November 10th, 2016 Leave a comment Go to comments


In my US history classes today I gave the students an opportunity to express their thoughts about the election. Some were jubilant that Trump had won, many were despondent, and some were defeated. One of them blurted out, “The country’s going to hell!” When I asked why she felt that way she responded that if Trump did everything he said he would do in the campaign it would mean the end of America. A number of the students were concerned that Trump would be able to singlehandedly accomplish terrible things as if there were no limit to his power.
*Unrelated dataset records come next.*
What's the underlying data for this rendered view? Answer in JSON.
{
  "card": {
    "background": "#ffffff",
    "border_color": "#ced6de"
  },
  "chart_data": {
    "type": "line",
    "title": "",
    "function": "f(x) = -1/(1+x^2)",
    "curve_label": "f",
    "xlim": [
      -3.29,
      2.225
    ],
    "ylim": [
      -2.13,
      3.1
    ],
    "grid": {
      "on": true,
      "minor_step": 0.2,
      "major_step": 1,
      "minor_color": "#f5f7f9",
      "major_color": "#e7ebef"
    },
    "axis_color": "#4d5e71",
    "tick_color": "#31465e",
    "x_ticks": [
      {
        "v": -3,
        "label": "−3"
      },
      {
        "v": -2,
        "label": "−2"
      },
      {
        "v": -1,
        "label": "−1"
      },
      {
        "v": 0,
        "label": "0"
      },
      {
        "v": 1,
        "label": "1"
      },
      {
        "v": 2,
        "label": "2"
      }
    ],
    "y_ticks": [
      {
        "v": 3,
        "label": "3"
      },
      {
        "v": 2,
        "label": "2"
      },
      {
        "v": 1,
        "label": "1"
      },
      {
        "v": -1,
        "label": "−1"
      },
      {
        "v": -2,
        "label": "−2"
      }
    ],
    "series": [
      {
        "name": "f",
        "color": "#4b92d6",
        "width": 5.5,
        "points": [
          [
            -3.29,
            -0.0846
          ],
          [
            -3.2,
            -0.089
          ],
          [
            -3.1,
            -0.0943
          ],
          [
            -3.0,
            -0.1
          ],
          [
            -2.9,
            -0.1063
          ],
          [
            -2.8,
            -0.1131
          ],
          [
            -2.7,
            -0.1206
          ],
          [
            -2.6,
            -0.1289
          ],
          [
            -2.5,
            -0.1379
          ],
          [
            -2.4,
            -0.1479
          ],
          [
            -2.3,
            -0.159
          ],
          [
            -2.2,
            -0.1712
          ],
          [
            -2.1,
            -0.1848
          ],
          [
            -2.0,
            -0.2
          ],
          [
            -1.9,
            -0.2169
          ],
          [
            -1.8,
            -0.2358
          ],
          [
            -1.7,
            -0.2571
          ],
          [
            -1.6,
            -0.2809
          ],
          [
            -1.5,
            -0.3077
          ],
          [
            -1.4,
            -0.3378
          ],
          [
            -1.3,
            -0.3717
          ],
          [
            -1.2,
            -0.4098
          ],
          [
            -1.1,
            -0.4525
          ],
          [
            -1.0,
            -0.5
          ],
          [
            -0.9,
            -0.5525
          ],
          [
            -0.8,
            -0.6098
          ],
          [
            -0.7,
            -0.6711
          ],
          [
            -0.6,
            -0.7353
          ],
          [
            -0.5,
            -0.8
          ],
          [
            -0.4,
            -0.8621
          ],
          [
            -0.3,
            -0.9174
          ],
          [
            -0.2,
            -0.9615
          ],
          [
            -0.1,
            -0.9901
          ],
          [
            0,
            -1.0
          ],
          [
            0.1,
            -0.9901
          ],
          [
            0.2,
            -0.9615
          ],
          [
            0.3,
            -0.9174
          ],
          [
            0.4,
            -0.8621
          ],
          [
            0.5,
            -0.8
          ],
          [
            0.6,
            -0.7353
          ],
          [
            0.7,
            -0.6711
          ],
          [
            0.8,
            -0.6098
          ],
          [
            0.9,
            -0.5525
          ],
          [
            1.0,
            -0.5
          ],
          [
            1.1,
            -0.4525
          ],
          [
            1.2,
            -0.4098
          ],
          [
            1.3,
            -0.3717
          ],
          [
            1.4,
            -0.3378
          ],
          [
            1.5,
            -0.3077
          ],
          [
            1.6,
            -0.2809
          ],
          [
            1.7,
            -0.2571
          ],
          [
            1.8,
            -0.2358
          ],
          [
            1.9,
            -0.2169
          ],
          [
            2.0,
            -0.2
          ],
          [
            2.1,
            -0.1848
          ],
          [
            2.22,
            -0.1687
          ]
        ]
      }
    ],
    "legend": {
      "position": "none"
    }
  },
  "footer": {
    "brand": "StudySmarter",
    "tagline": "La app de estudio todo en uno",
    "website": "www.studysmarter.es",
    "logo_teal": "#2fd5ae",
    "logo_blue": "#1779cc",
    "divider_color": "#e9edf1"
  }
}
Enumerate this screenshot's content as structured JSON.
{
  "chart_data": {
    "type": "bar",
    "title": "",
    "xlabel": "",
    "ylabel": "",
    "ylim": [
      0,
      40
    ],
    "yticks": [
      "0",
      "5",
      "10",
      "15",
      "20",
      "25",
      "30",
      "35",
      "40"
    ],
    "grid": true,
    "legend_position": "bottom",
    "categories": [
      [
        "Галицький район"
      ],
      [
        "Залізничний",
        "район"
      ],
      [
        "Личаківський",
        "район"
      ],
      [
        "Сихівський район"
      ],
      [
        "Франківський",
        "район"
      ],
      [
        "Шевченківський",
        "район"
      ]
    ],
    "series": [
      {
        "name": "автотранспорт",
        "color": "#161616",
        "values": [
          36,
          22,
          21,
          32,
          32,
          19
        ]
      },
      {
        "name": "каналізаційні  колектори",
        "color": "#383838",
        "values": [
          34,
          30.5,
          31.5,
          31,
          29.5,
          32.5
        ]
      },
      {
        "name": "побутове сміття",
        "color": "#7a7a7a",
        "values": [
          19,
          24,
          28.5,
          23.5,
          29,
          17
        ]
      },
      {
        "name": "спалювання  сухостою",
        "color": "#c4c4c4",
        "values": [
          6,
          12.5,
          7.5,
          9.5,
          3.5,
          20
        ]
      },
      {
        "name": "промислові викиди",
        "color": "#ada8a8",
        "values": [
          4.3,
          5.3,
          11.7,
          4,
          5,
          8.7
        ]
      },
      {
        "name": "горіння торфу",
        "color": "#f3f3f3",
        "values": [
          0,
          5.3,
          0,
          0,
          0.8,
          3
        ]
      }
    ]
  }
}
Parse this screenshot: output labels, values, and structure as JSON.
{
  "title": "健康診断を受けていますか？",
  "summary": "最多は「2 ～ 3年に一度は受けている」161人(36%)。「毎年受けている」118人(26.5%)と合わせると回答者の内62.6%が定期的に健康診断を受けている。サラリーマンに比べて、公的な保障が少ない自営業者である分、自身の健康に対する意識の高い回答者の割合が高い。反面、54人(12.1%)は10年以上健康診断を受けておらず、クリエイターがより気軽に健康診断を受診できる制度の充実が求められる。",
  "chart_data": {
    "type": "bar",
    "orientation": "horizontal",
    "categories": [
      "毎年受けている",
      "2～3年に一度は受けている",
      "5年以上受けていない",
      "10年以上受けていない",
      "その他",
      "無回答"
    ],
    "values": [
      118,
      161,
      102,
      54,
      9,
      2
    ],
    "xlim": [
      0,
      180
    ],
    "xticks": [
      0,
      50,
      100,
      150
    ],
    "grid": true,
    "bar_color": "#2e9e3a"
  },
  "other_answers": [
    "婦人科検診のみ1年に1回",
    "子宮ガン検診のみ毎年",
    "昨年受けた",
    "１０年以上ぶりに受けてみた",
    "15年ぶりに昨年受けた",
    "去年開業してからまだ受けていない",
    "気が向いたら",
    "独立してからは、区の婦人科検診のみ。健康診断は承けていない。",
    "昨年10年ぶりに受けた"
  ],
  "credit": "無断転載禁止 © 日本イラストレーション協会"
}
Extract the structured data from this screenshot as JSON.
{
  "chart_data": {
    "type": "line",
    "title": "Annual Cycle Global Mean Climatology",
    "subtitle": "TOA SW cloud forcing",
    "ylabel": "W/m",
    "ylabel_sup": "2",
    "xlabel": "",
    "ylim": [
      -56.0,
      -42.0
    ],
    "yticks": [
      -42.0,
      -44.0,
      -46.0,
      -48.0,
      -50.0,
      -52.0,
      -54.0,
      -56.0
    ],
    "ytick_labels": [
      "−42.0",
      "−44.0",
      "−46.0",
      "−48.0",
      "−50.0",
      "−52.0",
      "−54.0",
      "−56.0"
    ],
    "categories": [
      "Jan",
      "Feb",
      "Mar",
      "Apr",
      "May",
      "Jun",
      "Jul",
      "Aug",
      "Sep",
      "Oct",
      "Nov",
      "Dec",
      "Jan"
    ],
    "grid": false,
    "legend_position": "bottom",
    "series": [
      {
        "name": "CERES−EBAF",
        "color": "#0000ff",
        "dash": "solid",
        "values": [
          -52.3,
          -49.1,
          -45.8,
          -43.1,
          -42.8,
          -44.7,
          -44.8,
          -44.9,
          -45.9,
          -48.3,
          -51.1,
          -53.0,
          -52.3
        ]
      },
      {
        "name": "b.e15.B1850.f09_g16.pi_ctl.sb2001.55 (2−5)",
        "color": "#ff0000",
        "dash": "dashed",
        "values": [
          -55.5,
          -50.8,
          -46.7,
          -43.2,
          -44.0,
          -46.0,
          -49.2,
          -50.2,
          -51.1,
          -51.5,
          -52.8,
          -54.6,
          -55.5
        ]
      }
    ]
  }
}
What I told them was this.

  1. We have to wonder if our dire predictions about the future are based on reality or rather reflect our ideological echo chamber. We know what Trump said, we also know that his own surrogates have publicly stated that he wouldn’t really do those things. We know that even though the presidency is a powerful position, that it is not all powerful, and that Trump cannot circumvent the rule of law unless we let him.
  2. We really don’t know how he will govern, and it’s possible that some of our fears have been overblown by our tendency to only listen to like-minded people. Yet all of us know people who passionately support Trump and while we are at a loss as to why we know they are good people. They must have heard something we didn’t. Maybe we should listen to it.
  3. Whatever rhetoric we heard from the campaign, and however we feel about the outcome, the system is working as designed. The faction in power has clearly stated the intention of surrendering power as specified in the constitution. Look around the world and notice where else you can witness that. In places with less respect for democratic institutions the losing faction would be alleging fraud and arming themselves to “take back the country,”
  4. While we respect the institutions and traditions of democracy that respect doesn’t preclude vigorous opposition. In fact it demands it. Those Trump supporters who think the opposition should be silenced forget the opposition President Obama faced beginning on his first day after the election and continuing to this day. I think they also forget that this election was a squeaker. There is no sweeping mandate here.
  5. The populist appeal Trump rode into office has historically elected presidents who could be disrespectful of constitutional norms. In particular, two populist presidents: Andrew Jackson and Theodore Roosevelt, played fast and loose with the constitution. The republic survived.
  6. My most significant reason for optimism was them. They are engaged, interested, and concerned. They’re not a bunch of apathetic spoiled dumb asses as my generation likes to portray them They believe in the principles of American democracy. They are the future, and I think the future is in good hands.